Dépot de gel dans les fissures et un pore d'air d'un béton dégradé (photo : lumière UV)


Le gel peut absorber de grandes quantités d’eau, produisant ainsi une pression d’expansion. Dès que celleci dépasse la résistance à la traction du granulat, des fissures se créent dans le béton à partir du granulat. En surface, des fissures caractéristiques apparaissent en réseau. La fissuration affectant le granulat et la pâte de ciment affaiblit fortement la structure du béton et mène à de grandes pertes au niveau des résistances mécaniques (fig 4.9.4).
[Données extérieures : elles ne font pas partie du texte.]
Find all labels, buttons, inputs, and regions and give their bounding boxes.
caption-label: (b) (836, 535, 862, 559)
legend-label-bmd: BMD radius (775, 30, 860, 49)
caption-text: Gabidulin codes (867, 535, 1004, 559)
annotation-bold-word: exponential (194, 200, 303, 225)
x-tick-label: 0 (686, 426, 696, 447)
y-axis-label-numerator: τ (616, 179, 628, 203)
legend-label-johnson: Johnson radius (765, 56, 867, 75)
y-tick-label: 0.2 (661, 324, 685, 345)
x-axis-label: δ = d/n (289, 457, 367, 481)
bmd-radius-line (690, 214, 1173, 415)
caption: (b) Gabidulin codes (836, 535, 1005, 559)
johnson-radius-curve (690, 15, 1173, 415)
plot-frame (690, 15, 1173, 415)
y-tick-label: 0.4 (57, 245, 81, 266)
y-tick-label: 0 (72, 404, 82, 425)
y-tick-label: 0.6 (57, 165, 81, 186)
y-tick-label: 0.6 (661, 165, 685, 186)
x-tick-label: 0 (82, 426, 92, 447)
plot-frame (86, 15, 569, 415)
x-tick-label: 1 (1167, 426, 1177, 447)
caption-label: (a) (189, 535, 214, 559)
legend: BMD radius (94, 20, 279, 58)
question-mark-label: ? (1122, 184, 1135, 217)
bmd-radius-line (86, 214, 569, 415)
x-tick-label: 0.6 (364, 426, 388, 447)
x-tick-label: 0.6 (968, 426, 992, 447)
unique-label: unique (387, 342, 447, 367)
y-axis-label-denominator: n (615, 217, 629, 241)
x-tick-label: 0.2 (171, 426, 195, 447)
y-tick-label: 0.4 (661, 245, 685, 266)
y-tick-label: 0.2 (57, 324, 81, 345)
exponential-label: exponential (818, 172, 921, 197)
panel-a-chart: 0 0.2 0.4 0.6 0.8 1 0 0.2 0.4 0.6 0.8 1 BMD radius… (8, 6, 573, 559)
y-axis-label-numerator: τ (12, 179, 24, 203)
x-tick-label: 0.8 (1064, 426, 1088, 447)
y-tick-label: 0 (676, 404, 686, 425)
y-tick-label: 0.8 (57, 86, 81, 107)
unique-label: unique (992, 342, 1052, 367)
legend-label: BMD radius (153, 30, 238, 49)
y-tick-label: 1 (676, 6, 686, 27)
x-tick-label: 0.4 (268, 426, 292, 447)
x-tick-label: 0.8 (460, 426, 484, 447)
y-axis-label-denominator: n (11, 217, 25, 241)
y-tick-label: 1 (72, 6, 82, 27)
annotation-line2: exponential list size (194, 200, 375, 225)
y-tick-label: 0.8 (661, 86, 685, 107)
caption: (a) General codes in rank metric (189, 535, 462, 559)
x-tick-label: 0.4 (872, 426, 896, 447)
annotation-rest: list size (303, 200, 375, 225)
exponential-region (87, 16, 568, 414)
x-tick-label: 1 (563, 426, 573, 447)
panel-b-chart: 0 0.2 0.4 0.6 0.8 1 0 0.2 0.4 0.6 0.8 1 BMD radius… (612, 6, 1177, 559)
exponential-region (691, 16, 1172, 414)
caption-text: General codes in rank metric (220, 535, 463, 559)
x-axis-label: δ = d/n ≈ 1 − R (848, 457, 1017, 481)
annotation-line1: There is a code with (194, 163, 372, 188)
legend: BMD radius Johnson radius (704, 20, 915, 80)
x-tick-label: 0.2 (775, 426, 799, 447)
Fissuration typique due à la RAS du granulat et de la pâte de ciment (photo : lumière UV)

 

Mesures préventives

Les normes béton et plus particulièrement l’annexe I de la norme NBN B15-001 reprennent les mesures à appliquer pour prévenir le risque d’apparition de la RAS. Au moins une parmi les quatre mesures suivantes doit être appliquée :

  • Utiliser des granulats non-réactifs pour l’ensemble du squelette granulaire.
  • Utiliser un ciment LA (Low Alkali) au sens de la norme NBN B 12-109.
  • Faire le calcul du bilan en alcalis de la formule béton en se basant sur des valeurs maximales (statistique ou absolu) de tous les composants du béton. La teneur maximale en Na2 O-équivalent (kg/m3 ) admissible dépend du type de ciment utilisé (tab 4.9.1).Des tableaux similaires se trouvent dans la norme pour des combinaisons de ciment-addition ou des mélanges de ciment.
  • Choisir une composition de béton satisfaisant à un essai de gonflement.


Empêcher les apports d’eau extérieurs par des mesures de conception appropriées (formes d’ouvrage facilitant l’évacuation des eaux, étanchéité fiable, contrôlable et entretenue,...) est une mesure très efficace également. Sa longévité dans le temps doit cependant être assurée, ce qui peut être parfois difficile à garantir.


Choix du ciment
Comme démontré dans le tableau 4.9.1, l’utilisation des ciments au laitier s’avère une mesure de prévention intéressante. Les réactions d'hydratation de ces ciments sont bénéfiques, car elles fixent les alcalins.